A invenção da escrita surge como tentativa de dar mais vida à fala. Se o que falamos morre imediatamente após a emissão do som, a escrita, ao tentar capturar pensamentos e falas, pretende estender a vida útil de ambos. A escrita é a tentativa de dar sobrevida ao que é efêmero.
O que se escreve, no entanto, por mais bem elaborado e preciso que seja, não consegue dar aos pensamentos e falas o mesmo brilho e dinamismo. Sonhos, imaginação, pensamentos em cores. Escrevemos em preto e branco. Falamos com nuances de tonalidade, ritmo, ênfase, mas o que escrevemos é linear. Pegue-se um romance e perceba o trabalho hercúleo dos escritores em descrever os personagens que estão na sua mente. Quando eu tentava ler “Chaplin – Uma biografia definitiva”, de David Robinson, ele dava tantos detalhes sobre a casa, a escada, os móveis da casa do Chaplin, que se tornou entediante. Ele, parece, desejava que eu “entrasse no mundo de Chaplin”. Não conseguiu, ao menos comigo.
A escrita é sempre menor que o sonho, pensamento ou fatos que busca descrever. Daí o surgimento dos poemas que mão buscam ser descritivos, cartesianos mas, ao usar metáforas, nos incitam a criar nossos próprios imaginários, a nossa versão da realidade. Esta é a beleza dos Salmos: não descrevem, mas suas narrativas buscam nos fazer criar nosso mundo, entrar nos nossos sofrimentos, nos dar esperança em meio às nossas dores.
A escrita é a prova da complexidade da fala, é a fixação em regras da comunicação. Enquanto a humanidade se valeu da oralidade, as mentes estavam abertas para a recordação, para a memória.

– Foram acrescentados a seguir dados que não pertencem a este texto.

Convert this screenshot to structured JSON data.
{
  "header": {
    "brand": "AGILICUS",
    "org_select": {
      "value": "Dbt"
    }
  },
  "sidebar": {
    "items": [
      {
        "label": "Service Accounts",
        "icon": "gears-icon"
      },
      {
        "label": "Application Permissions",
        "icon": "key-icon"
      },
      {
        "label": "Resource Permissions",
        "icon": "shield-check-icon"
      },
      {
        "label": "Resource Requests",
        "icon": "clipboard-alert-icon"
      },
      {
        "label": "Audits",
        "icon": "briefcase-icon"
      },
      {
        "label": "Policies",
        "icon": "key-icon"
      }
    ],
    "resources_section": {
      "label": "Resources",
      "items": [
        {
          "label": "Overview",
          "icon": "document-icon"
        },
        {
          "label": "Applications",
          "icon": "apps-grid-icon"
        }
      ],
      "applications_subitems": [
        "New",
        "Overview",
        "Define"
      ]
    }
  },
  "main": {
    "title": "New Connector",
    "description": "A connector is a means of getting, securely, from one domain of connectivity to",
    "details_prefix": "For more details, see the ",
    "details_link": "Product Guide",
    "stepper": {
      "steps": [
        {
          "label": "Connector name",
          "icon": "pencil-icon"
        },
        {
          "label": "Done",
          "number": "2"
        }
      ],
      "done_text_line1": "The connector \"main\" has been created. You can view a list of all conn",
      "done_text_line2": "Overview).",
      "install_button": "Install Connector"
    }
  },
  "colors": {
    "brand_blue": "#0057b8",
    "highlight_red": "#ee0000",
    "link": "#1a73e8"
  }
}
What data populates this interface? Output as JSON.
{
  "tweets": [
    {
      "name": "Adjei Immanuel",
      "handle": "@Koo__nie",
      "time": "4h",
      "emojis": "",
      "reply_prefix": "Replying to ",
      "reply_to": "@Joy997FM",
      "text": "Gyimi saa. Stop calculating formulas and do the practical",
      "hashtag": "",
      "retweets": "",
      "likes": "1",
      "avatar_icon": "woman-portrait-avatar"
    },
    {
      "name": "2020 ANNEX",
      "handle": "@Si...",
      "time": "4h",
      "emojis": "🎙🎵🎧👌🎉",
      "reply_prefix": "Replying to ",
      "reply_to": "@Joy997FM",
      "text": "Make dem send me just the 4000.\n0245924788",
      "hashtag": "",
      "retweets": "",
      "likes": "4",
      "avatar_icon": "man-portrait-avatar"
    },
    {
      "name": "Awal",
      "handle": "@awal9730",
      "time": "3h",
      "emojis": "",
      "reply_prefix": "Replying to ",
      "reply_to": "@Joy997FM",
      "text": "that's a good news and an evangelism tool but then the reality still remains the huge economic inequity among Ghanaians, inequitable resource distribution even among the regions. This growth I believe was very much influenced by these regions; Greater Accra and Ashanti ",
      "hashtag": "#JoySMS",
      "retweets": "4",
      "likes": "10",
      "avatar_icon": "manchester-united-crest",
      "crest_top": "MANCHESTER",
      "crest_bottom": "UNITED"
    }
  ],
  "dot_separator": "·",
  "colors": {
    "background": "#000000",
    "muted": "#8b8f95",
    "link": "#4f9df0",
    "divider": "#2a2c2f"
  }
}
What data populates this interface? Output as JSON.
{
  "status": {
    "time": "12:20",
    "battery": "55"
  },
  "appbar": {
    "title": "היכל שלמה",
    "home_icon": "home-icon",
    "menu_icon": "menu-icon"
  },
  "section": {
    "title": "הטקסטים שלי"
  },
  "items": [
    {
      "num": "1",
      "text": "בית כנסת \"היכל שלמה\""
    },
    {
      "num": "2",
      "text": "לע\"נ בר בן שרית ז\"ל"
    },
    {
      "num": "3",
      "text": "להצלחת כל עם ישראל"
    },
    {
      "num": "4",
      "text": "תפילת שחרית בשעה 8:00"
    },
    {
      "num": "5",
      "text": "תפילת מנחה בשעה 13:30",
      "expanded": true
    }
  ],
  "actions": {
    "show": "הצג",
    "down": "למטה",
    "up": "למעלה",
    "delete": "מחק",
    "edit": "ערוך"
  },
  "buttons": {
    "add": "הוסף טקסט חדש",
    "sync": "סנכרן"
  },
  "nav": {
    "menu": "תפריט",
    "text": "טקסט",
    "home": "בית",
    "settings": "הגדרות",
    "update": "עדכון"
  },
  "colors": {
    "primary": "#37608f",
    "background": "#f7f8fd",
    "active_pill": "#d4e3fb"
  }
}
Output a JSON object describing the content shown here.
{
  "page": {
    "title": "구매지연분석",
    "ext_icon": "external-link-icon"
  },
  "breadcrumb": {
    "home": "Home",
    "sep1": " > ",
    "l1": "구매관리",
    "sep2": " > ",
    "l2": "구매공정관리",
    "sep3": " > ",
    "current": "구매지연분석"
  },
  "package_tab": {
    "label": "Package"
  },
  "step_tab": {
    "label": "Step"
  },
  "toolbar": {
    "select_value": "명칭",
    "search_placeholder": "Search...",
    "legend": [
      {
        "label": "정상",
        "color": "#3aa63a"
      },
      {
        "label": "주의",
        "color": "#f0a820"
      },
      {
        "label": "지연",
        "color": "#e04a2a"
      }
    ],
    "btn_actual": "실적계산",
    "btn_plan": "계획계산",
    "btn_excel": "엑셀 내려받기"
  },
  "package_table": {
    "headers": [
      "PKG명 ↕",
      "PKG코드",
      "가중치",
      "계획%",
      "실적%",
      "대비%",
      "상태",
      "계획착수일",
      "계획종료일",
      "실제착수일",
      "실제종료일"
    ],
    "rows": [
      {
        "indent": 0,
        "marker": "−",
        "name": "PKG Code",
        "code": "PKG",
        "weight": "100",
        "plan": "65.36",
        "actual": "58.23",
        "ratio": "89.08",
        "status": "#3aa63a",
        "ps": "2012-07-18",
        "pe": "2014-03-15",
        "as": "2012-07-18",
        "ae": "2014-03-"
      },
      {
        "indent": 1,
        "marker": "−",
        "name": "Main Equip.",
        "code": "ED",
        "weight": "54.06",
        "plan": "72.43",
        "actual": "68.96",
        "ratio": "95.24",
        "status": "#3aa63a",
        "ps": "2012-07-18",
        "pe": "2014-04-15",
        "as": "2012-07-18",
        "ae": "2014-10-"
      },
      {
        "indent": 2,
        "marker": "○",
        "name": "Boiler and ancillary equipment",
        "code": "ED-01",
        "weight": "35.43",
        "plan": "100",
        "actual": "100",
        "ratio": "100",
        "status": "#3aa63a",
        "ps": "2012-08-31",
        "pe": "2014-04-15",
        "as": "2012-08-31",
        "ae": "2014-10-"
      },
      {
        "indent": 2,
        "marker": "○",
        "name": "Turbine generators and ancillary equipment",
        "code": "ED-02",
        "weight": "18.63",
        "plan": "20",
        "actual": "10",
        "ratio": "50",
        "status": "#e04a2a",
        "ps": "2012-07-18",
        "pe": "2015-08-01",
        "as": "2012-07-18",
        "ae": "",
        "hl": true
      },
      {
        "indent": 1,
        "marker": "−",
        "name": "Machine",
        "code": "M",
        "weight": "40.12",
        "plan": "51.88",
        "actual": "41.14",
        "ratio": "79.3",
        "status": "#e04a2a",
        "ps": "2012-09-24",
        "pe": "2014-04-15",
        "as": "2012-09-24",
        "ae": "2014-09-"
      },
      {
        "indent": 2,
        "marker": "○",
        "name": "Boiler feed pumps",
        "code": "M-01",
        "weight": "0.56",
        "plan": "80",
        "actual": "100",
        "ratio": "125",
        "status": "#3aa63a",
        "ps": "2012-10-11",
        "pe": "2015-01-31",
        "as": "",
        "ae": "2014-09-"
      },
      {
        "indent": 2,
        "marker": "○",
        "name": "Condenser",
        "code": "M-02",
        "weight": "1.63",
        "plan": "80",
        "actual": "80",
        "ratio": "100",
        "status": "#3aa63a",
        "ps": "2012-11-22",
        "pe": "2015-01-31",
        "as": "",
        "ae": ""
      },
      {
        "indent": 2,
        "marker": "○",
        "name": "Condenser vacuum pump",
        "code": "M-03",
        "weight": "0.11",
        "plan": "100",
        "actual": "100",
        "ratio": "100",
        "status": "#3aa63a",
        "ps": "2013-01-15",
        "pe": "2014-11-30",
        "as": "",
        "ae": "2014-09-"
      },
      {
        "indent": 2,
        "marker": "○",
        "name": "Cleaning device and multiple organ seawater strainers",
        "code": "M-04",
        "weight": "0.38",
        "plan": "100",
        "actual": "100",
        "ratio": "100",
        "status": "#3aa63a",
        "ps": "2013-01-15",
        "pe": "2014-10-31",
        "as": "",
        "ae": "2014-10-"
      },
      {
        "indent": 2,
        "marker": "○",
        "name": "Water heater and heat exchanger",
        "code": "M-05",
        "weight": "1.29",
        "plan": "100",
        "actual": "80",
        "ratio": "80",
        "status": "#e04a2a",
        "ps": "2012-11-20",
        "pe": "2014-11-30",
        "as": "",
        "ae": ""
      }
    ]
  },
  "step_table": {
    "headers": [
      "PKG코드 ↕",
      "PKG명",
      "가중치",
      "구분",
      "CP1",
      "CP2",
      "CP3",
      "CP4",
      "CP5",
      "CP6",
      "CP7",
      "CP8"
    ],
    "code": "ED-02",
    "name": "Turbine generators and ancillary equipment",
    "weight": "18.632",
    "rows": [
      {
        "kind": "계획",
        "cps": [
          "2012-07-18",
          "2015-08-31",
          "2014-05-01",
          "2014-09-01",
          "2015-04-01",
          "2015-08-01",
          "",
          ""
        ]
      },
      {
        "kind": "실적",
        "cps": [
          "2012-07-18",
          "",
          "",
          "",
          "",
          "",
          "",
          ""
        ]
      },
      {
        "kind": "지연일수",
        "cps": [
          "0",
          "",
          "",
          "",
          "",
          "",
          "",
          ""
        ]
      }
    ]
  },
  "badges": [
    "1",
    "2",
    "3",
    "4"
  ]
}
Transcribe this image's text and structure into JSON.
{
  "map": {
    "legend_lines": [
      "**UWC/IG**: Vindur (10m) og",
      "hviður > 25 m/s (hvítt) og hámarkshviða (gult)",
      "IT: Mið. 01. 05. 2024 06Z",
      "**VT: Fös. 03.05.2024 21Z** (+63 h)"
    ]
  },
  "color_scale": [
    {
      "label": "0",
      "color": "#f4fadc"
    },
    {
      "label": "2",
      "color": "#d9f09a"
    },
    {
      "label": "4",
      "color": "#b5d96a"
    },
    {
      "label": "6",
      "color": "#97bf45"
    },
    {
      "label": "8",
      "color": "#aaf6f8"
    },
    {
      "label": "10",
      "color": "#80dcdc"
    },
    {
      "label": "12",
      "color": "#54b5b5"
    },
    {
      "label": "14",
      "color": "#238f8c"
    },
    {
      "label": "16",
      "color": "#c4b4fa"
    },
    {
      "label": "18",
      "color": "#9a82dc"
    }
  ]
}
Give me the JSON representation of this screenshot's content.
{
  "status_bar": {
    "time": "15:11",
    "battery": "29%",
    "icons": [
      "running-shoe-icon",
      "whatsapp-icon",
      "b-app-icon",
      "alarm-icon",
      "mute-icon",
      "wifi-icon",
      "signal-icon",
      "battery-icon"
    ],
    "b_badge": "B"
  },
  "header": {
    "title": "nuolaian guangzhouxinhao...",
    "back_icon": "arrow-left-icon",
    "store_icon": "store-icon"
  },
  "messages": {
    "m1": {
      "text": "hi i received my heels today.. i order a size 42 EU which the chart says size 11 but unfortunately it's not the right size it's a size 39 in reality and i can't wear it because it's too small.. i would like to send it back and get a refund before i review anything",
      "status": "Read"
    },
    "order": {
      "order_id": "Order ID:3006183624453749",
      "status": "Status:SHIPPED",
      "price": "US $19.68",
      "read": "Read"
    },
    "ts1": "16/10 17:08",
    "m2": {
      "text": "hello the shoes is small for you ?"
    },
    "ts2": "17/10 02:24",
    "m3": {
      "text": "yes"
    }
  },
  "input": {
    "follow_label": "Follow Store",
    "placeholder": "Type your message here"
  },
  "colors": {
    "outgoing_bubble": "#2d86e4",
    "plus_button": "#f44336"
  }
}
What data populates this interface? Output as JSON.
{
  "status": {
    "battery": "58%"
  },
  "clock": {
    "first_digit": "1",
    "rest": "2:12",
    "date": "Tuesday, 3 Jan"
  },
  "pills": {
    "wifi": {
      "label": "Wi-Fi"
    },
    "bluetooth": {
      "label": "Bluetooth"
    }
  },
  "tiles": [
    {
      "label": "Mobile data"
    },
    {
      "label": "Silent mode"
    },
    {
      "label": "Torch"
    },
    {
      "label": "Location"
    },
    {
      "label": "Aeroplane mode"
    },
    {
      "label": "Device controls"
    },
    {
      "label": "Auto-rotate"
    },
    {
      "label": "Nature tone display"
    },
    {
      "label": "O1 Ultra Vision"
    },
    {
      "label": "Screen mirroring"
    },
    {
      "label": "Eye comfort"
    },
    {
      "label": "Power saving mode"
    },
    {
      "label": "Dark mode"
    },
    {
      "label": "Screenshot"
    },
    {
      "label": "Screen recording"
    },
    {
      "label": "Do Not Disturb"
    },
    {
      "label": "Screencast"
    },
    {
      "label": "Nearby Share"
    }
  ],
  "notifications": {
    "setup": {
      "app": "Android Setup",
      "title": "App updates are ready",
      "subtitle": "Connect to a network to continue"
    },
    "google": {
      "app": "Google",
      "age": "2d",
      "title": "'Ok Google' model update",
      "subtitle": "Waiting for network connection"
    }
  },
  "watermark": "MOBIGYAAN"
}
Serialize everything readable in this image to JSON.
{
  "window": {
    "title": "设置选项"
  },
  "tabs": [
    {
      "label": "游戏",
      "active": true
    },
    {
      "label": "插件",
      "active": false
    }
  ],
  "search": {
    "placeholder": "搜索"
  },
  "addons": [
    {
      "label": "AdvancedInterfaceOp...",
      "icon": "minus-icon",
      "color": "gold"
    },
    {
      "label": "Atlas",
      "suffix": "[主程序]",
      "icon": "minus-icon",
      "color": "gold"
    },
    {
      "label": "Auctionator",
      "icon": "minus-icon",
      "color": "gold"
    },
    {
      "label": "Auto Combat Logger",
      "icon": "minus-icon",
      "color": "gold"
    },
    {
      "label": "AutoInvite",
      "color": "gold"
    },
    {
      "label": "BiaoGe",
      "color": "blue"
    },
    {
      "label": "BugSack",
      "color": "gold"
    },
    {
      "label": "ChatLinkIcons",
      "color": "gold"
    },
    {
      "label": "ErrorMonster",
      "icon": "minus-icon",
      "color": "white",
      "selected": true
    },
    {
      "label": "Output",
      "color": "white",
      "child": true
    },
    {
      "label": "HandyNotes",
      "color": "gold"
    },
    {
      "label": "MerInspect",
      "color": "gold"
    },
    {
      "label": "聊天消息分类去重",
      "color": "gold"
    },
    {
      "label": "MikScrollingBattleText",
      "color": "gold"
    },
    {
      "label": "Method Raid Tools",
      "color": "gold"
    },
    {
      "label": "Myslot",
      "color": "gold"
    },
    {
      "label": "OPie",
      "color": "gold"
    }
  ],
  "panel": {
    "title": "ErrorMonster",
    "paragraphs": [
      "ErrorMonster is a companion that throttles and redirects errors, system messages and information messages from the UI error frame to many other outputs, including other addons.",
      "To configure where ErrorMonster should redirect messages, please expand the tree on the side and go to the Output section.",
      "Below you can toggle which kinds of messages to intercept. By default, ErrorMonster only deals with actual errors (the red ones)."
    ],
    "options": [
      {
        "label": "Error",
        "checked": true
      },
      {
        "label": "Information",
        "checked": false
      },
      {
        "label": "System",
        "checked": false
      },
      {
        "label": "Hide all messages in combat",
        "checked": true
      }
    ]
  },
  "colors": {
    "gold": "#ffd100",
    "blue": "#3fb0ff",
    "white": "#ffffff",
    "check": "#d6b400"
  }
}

Ouviam história longas e podiam reproduzi-las. Com a escrita a memória perdeu seu espaço nos relacionamentos. Vale o que está escrito. Se não foi escrito, morreu com a fala.
Acumulamos livros em bibliotecas imensas porque perdemos a capacidade de recontar com fidelidade o que ouvimos. O paradoxo é que, hoje conhecemos muito mais histórias porque temos acesso aos livros escritos. Daí que alguém já disse que o ser humano deve ter um filho, plantar uma árvore e escrever um livro. Outro afirmou que quem nunca leu um livro nunca nasceu: é um natimorto.